Сейчас понимаю, что где-то в твоем воспитании я что-то не так сделала, сказала, поступила не так. Изменить тебя я уже не смогу – ты такой, какой ты есть, так хоть своим рассказом попробую уберечь тебя от страшных ошибок в твоем будущем.

Женщина сняла платок, поправила волосы, потуже скрутила их на затылке, закрепила шпильками.

– Отец твой был непутевым человеком: главным для него было – покрасоваться на публике, показать, какой герой, какой он богатый человек, какой всесильный. Любил, чтобы ему льстили, заглядывали в глаза. И пил. Притом, пил очень сильно, часто и не знал меры. Макар Егорович к делу его не подпускал, бранил, а то и поколачивал кнутом за пьянки. Ты, слава Богу, не пьешь, а в остальном – напоминаешь своего отца.

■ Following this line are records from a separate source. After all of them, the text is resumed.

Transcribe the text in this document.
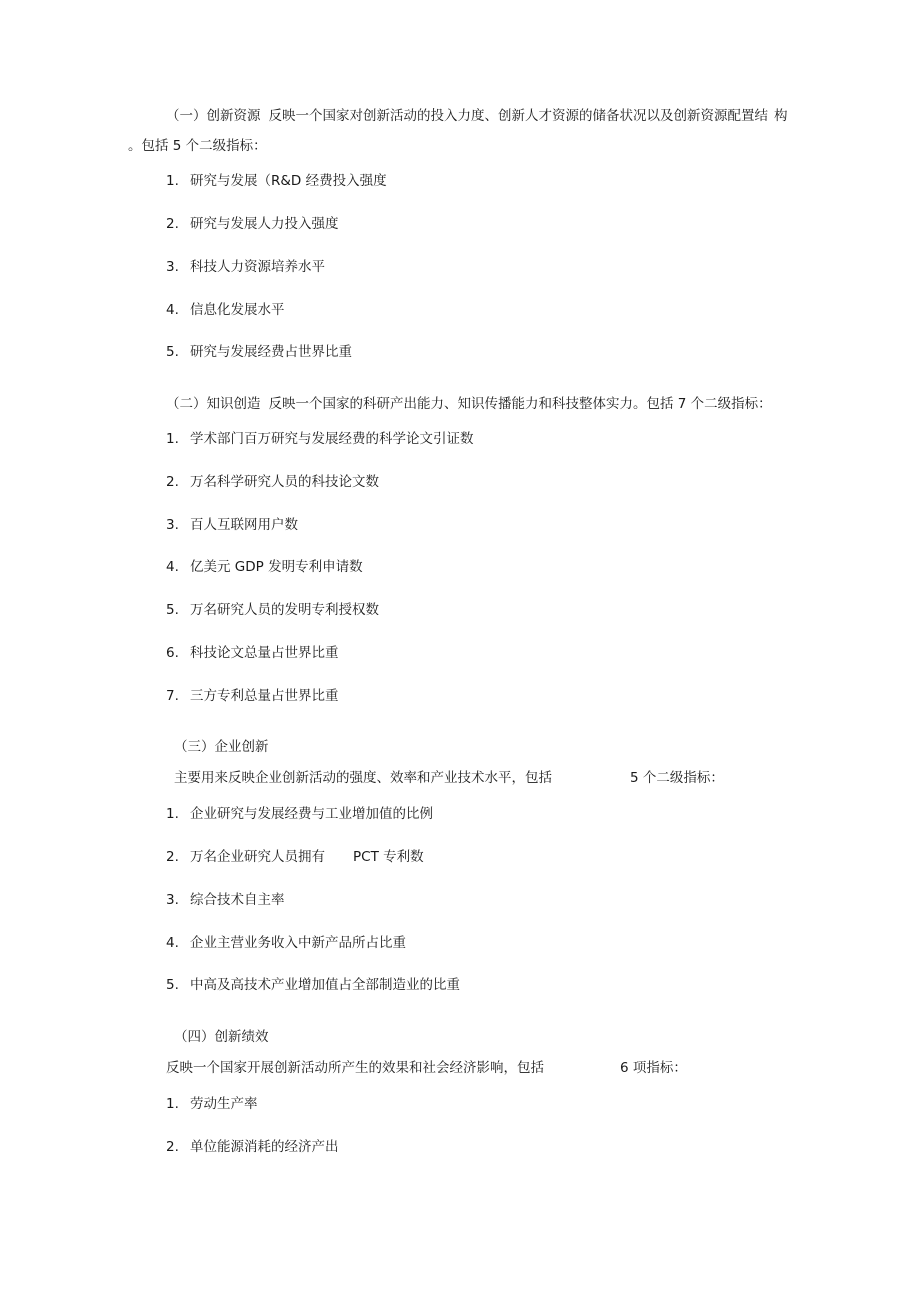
（一）创新资源 反映一个国家对创新活动的投入力度、创新人才资源的储备状况以及创新资源配置结 构
。包括 5 个二级指标：
1. 研究与发展（R&D 经费投入强度
2. 研究与发展人力投入强度
3. 科技人力资源培养水平
4. 信息化发展水平
5. 研究与发展经费占世界比重
（二）知识创造 反映一个国家的科研产出能力、知识传播能力和科技整体实力。包括 7 个二级指标：
1. 学术部门百万研究与发展经费的科学论文引证数
2. 万名科学研究人员的科技论文数
3. 百人互联网用户数
4. 亿美元 GDP 发明专利申请数
5. 万名研究人员的发明专利授权数
6. 科技论文总量占世界比重
7. 三方专利总量占世界比重
（三）企业创新
主要用来反映企业创新活动的强度、效率和产业技术水平，包括	5 个二级指标：
1. 企业研究与发展经费与工业增加值的比例
2. 万名企业研究人员拥有 PCT 专利数
3. 综合技术自主率
4. 企业主营业务收入中新产品所占比重
5. 中高及高技术产业增加值占全部制造业的比重
（四）创新绩效
反映一个国家开展创新活动所产生的效果和社会经济影响，包括	6 项指标：
1. 劳动生产率
2. 单位能源消耗的经济产出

Антон при последних словах матери заерзал, понимая, что она права как ни когда, как будто заглянула к нему в голову, в мысли. Ему стало неуютно, нехорошо, однако перебивать мать не стал, а продолжал молча слушать ее, накапливая в душе свое несогласие, готовность противиться ей, доказать, что это совсем не так, и он не такой, как она думает.

– Что ж ты так обо мне нехорошо то?

– Поздно разглядела, – просто ответила она. – Сейчас уже не исправишь. Раньше надо было. Слушай дальше, если тебе это интересно.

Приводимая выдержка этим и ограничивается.